L’adage : « un malheur n’arrive jamais seul » s’applique malheureusement cette année à l’Afrique de l’Est. A la suite de pluies exceptionnelles, la région subit sa pire invasion de criquets en 70 ans. L’argent de la Banque Mondiale ira directement aux familles, aux éleveurs, agriculteurs, à l’achat d’engrais et de graines ainsi qu’au financement des mécanismes de surveillance et d’alerte.

Cyril Ferrand de la FAO décrit une situation « très préoccupante avec de plus en plus de nuées en train de se former, créant une menace sans précédent pour la sécurité alimentaire ». En effet, avec les pluies, les cultures sur le point de pousser n’auront plus qu’à être dévorées par les insectes.

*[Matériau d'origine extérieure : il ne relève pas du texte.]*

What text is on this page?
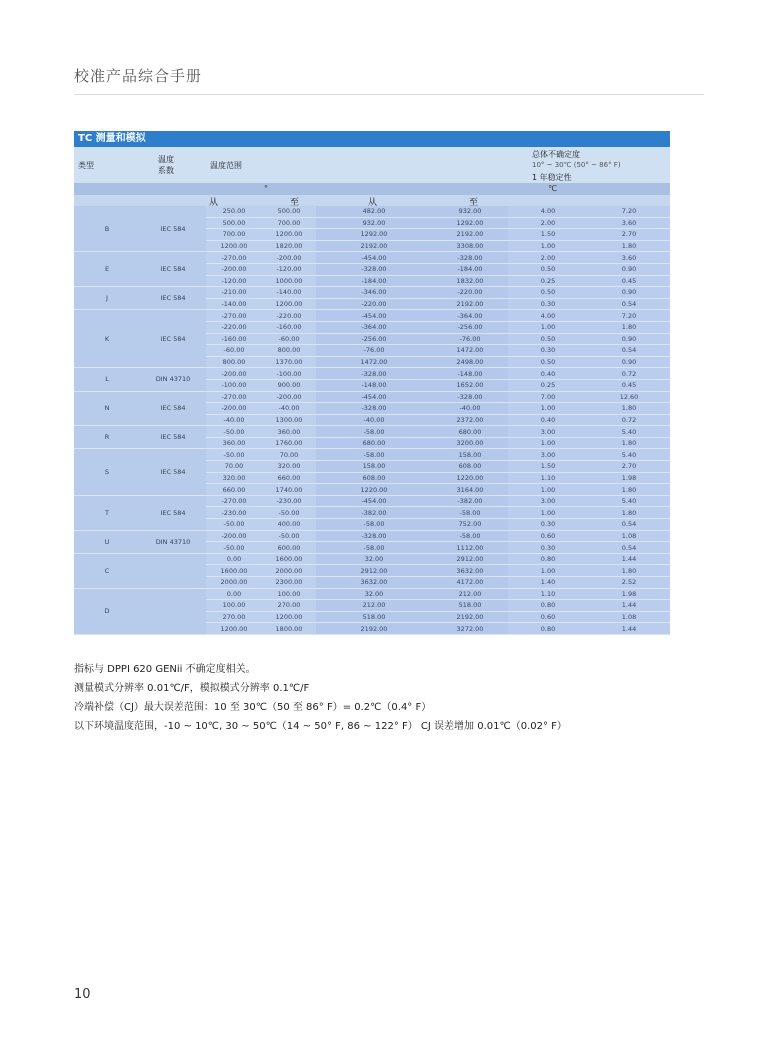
校准产品综合手册
TC 测量和模拟
类型
温度
系数
温度范围
总体不确定度
10° ~ 30℃ (50° ~ 86° F)
1 年稳定性
°	℃
从	至	从	至
B	IEC 584	250.00	500.00	482.00	932.00	4.00	7.20
		500.00	700.00	932.00	1292.00	2.00	3.60
		700.00	1200.00	1292.00	2192.00	1.50	2.70
		1200.00	1820.00	2192.00	3308.00	1.00	1.80
E	IEC 584	-270.00	-200.00	-454.00	-328.00	2.00	3.60
		-200.00	-120.00	-328.00	-184.00	0.50	0.90
		-120.00	1000.00	-184.00	1832.00	0.25	0.45
J	IEC 584	-210.00	-140.00	-346.00	-220.00	0.50	0.90
		-140.00	1200.00	-220.00	2192.00	0.30	0.54
K	IEC 584	-270.00	-220.00	-454.00	-364.00	4.00	7.20
		-220.00	-160.00	-364.00	-256.00	1.00	1.80
		-160.00	-60.00	-256.00	-76.00	0.50	0.90
		-60.00	800.00	-76.00	1472.00	0.30	0.54
		800.00	1370.00	1472.00	2498.00	0.50	0.90
L	DIN 43710	-200.00	-100.00	-328.00	-148.00	0.40	0.72
		-100.00	900.00	-148.00	1652.00	0.25	0.45
N	IEC 584	-270.00	-200.00	-454.00	-328.00	7.00	12.60
		-200.00	-40.00	-328.00	-40.00	1.00	1.80
		-40.00	1300.00	-40.00	2372.00	0.40	0.72
R	IEC 584	-50.00	360.00	-58.00	680.00	3.00	5.40
		360.00	1760.00	680.00	3200.00	1.00	1.80
S	IEC 584	-50.00	70.00	-58.00	158.00	3.00	5.40
		70.00	320.00	158.00	608.00	1.50	2.70
		320.00	660.00	608.00	1220.00	1.10	1.98
		660.00	1740.00	1220.00	3164.00	1.00	1.80
T	IEC 584	-270.00	-230.00	-454.00	-382.00	3.00	5.40
		-230.00	-50.00	-382.00	-58.00	1.00	1.80
		-50.00	400.00	-58.00	752.00	0.30	0.54
U	DIN 43710	-200.00	-50.00	-328.00	-58.00	0.60	1.08
		-50.00	600.00	-58.00	1112.00	0.30	0.54
C		0.00	1600.00	32.00	2912.00	0.80	1.44
		1600.00	2000.00	2912.00	3632.00	1.00	1.80
		2000.00	2300.00	3632.00	4172.00	1.40	2.52
D		0.00	100.00	32.00	212.00	1.10	1.98
		100.00	270.00	212.00	518.00	0.80	1.44
		270.00	1200.00	518.00	2192.00	0.60	1.08
		1200.00	1800.00	2192.00	3272.00	0.80	1.44
指标与 DPPI 620 GENii 不确定度相关。
测量模式分辨率 0.01℃/F，模拟模式分辨率 0.1℃/F
冷端补偿（CJ）最大误差范围：10 至 30℃（50 至 86° F）= 0.2℃（0.4° F）
以下环境温度范围，-10 ~ 10℃, 30 ~ 50℃（14 ~ 50° F, 86 ~ 122° F） CJ 误差增加 0.01℃（0.02° F）
10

Des précipitations qui ont fait des centaines de morts, avec inondations, glissements de terrain, et destructions en tout genre. Le lac Victoria atteint par exemple des niveaux jamais observés.

Et le cercle vicieux s’agrandit, puisque les pluies ont déclenché une épidémie de choléra au Kenya, avec déjà plus de 500 malades.

Tout cela dans le contexte du Covid-19 qui frappe violemment des économies fragiles et entrave l’action humanitaire. Exemple au Soudan du Sud, où après un massacre ethnique et des centaines de morts le week-end dernier, le CICR dit avoir beaucoup de mal à intervenir à cause des restrictions imposées par le coronavirus. Cela veut dire des difficultés pour les transports, les déplacements et la baisse du nombre de lits. L’organisation prédit de nombreux morts supplémentaires, car les blessés ne pourront pas être soignés.